Blog Post

Microsoft Security Blog

10 MIN READ

Securing Sensitive Data with the AIP Unified Labeling Scanner

Microsoft

Feb 04, 2020

NOTE: This is the most updated version of the blog posted in February 2020. This blog is based on the Unified Labeling version of the AIP scanner. 

Most modern organizations have terabytes (or petabytes) of unstructured data sitting in their on-premises data repositories and SharePoint libraries. Managing this data, the way you manage other corporate resources, is a daunting but achievable task using tools that you likely already own. In this article, we will walk you through the discovery of sensitive data and show you options to classify and protect that data.

The AIP scanner allows you to scan your on-premises data repositories against the standard Office 365 sensitive information types and custom types you build with keywords or regular expressions. Once the data is discovered, the AIP scanner(s) can aggregate the findings and display them in Analytics reports so you can begin visualizing your data risk and see recommendations for setting up protection rules based on the content.

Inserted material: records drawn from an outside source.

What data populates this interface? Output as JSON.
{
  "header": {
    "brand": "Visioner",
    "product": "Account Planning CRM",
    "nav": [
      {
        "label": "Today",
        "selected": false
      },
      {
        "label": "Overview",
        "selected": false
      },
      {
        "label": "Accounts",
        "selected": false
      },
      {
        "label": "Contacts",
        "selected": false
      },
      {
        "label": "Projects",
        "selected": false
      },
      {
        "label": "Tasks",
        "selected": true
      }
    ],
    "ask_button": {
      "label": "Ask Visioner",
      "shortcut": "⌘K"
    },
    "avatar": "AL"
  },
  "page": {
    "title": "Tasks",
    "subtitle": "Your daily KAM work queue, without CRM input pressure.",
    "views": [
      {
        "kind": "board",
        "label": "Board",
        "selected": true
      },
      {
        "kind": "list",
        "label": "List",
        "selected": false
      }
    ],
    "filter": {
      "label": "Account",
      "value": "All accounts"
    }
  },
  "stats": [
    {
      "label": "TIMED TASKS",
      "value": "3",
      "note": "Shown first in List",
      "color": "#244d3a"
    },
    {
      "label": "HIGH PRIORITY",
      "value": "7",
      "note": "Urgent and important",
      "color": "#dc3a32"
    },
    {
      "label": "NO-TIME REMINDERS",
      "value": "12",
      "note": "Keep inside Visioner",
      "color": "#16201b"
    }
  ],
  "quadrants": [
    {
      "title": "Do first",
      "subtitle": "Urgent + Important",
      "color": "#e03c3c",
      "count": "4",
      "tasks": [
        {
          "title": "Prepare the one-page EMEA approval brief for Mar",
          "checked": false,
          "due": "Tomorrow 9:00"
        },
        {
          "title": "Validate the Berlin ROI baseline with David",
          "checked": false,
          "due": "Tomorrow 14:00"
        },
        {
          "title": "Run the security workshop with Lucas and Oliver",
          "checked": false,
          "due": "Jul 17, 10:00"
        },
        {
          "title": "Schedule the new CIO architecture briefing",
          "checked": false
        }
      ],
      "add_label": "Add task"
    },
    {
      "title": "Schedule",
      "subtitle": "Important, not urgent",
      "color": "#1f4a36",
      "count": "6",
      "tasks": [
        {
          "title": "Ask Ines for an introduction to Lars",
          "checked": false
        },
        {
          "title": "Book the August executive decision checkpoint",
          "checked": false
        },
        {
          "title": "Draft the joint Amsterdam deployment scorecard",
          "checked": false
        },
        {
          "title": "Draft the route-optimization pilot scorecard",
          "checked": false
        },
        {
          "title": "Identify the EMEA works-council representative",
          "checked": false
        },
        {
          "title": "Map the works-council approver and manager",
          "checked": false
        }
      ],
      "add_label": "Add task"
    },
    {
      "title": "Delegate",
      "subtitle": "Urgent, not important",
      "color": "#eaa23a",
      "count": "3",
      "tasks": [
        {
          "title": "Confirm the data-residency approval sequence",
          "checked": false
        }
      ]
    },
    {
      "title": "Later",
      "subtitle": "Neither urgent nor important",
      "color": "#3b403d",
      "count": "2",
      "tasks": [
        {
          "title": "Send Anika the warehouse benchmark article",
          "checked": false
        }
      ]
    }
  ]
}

To configure the AIP unified labeling scanner, there are a few steps you need to follow:

Configure on-premises prerequisites
- Server
- SQL
- Installer account permissions
- Local Service Account
- Open required network locations
- AIP scanner binaries
Configure Azure prerequisites
- Global admin credentials
- Cloud service account (creation or sync)
- Create Azure AD application for service authentication
- Grant authorization for Azure AD application
- Configuring AIP Azure Log Analytics (Optional)
AIP scanner node, cluster, content scan jobs and repo configuration
AIP scanner installation

Now, this may seem like a lot of things, but don't worry. We will walk you through the whole process so that it is as painless as possible. This article assumes a standard implementation. Before production deployment we recommend that you read through the official documentation at https://docs.microsoft.com/en-us/azure/information-protection/deploy-aip-scanner to ensure that you will not run into any issues and to help through any custom scenarios.

On-Premises Prerequisites

At least one Server (Physical or Virtual) capable of running the AIP unified labeling scanner
- The official specifications are listed in the docs here but at least 4 cores and 8GB RAM is required (more is highly recommended) and at least 10GB of free storage space for temporary files (again, more = better)
A SQL Server Instance to store configuration and scanned file list. SQL Server Developer Edition (free version) installed locally on the AIP scanner server is supported but for load balancing capabilities of the AIP unified labeling scanner, a full version of SQL is required. You could also use SQL Server Express Edition.
An installer account with sysadmin rights to the SQL instance and local admin rights on the Server (apologies for the overuse of bold, but these requirements are often missed)
An on-premises user account to run the AIP scanner service (e.g. Contoso\AIPScanner)
- No special rights are needed for configuration, but this account will need read rights to all configured repositories to do discovery and read/write for labeling and protection
Internet connectivity that allows the following URLs over HTTPS (port 443):
- *.aadrm.com
- *.azurerms.com
- *.informationprotection.azure.com
- informationprotection.hosting.portal.azure.net
- *.aria.microsoft.com
- *.protection.outlook.com

Installing Scanner Binaries

Installing the AIP scanner binaries is a very straight-forward process as they are included with the AIP unified labeling client. Navigate to https://aka.ms/AIPClient and click the Download button. When presented with the download options, check the box next to AzInfoProtection_ul.exe and click the Next button. The download should start automatically. Once complete, double-click on the file and run through the quick setup on the prepared AIP scanner server. Please be sure to select the most up-to-date GA UL Client.

Azure Prerequisites

Global Admin permissions for the tenant
Synchronized or created cloud service account
- This is typically done using Azure AD Sync after the on-premises service account is created. If you are not using Azure AD Sync to synchronize your on-premises service account, you will need to create an account in the cloud. This can be accomplished manually by logging into the Azure Portal, or via PowerShell script.
Service account must be added to an AIP Policy
Configure Azure Application necessary for AIP scanner authentication.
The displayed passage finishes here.